By Glenn Ruffenach
Are you worried about having the right mix of stocks and bonds in your nest egg? A new study indicates that asset allocation might not be as important to your long-term financial health as making better use of other retirement-planning tools, including working longer, controlling spending or taking out a reverse mortgage.
The report, from the Center for Retirement Research at Boston College, is titled, appropriately enough: “How Important Is Asset Allocation to Financial Security in Retirement?” The various holdings within a person’s retirement accounts typically play an early and prominent role in dealings with financial advisers. But given the relatively small size of most nest eggs (less than $100,000 for those approaching retirement), researchers at Boston College set out to determine whether other “levers” could have an equally large – or larger – effect on financial security in later life.

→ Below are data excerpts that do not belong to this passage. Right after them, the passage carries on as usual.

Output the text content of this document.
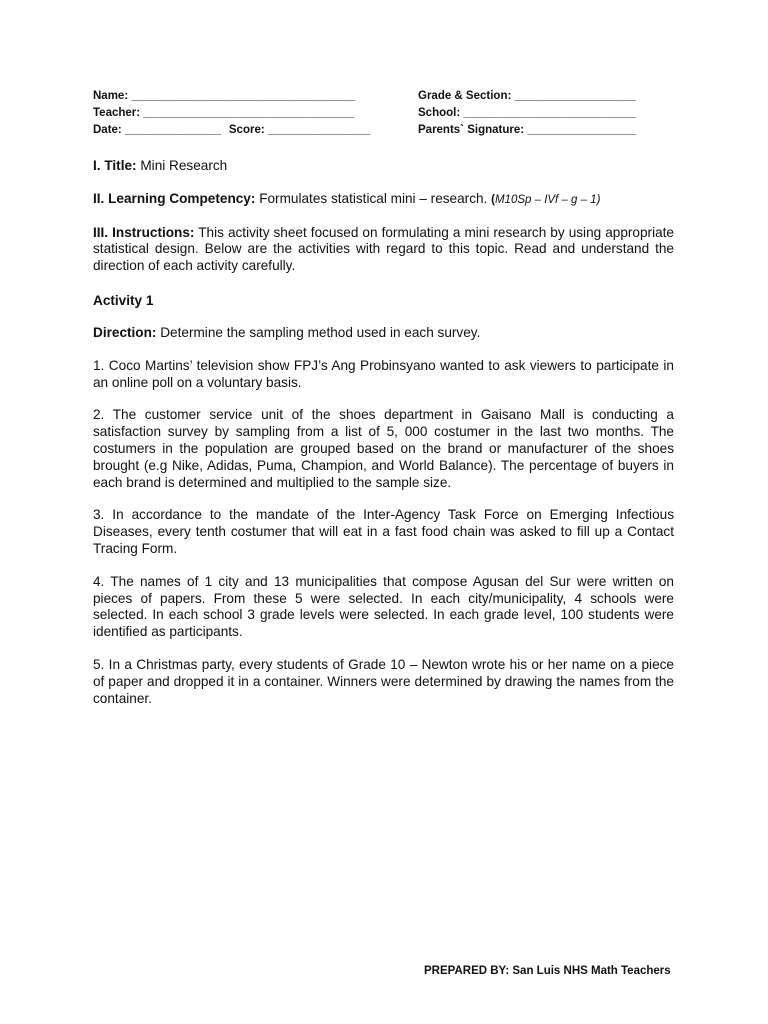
Name: ___________________________________	Grade & Section: ___________________
Teacher: _________________________________	School: ___________________________
Date: _______________ Score: ________________	Parents` Signature: _________________
I. Title: Mini Research
II. Learning Competency: Formulates statistical mini – research. (M10Sp – IVf – g – 1)
III. Instructions: This activity sheet focused on formulating a mini research by using appropriate statistical design. Below are the activities with regard to this topic. Read and understand the direction of each activity carefully.
Activity 1
Direction: Determine the sampling method used in each survey.
1. Coco Martins’ television show FPJ’s Ang Probinsyano wanted to ask viewers to participate in an online poll on a voluntary basis.
2. The customer service unit of the shoes department in Gaisano Mall is conducting a satisfaction survey by sampling from a list of 5, 000 costumer in the last two months. The costumers in the population are grouped based on the brand or manufacturer of the shoes brought (e.g Nike, Adidas, Puma, Champion, and World Balance). The percentage of buyers in each brand is determined and multiplied to the sample size.
3. In accordance to the mandate of the Inter-Agency Task Force on Emerging Infectious Diseases, every tenth costumer that will eat in a fast food chain was asked to fill up a Contact Tracing Form.
4. The names of 1 city and 13 municipalities that compose Agusan del Sur were written on pieces of papers. From these 5 were selected. In each city/municipality, 4 schools were selected. In each school 3 grade levels were selected. In each grade level, 100 students were identified as participants.
5. In a Christmas party, every students of Grade 10 – Newton wrote his or her name on a piece of paper and dropped it in a container. Winners were determined by drawing the names from the container.
PREPARED BY: San Luis NHS Math Teachers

To that end, the study engages in three exercises. First, researchers looked (by means of an Excel spreadsheet) at the tradeoff between investment returns and time spent in the labor force. Second, using actual household data from the University of Michigan’s Health and Retirement Study, the center examined how the gap between retirement resources and retirement needs is affected by different strategies (controlling spending, etc.).
Third and last, researchers looked at the value for the average household of moving to an optimal investment portfolio from a typical conservative portfolio.
With all three exercises, the findings were essentially the same: Asset allocation played a relatively minor role in creating a secure retirement. The one exception, in some instances: households in the top decile of wealth distribution (more than $500,000). But even here, the study notes, the “importance of asset allocation was…less than one would expect.”
The upshot: Financial planning tools, the report concludes, “frequently highlight the asset allocation decision, suggesting that individuals have a lot to gain by adopting a more optimal allocation of stocks and bonds.” But financial advisers “will be of greater help to their clients if they focus on a broad array of tools – including working longer, controlling spending, and taking out a reverse mortgage.”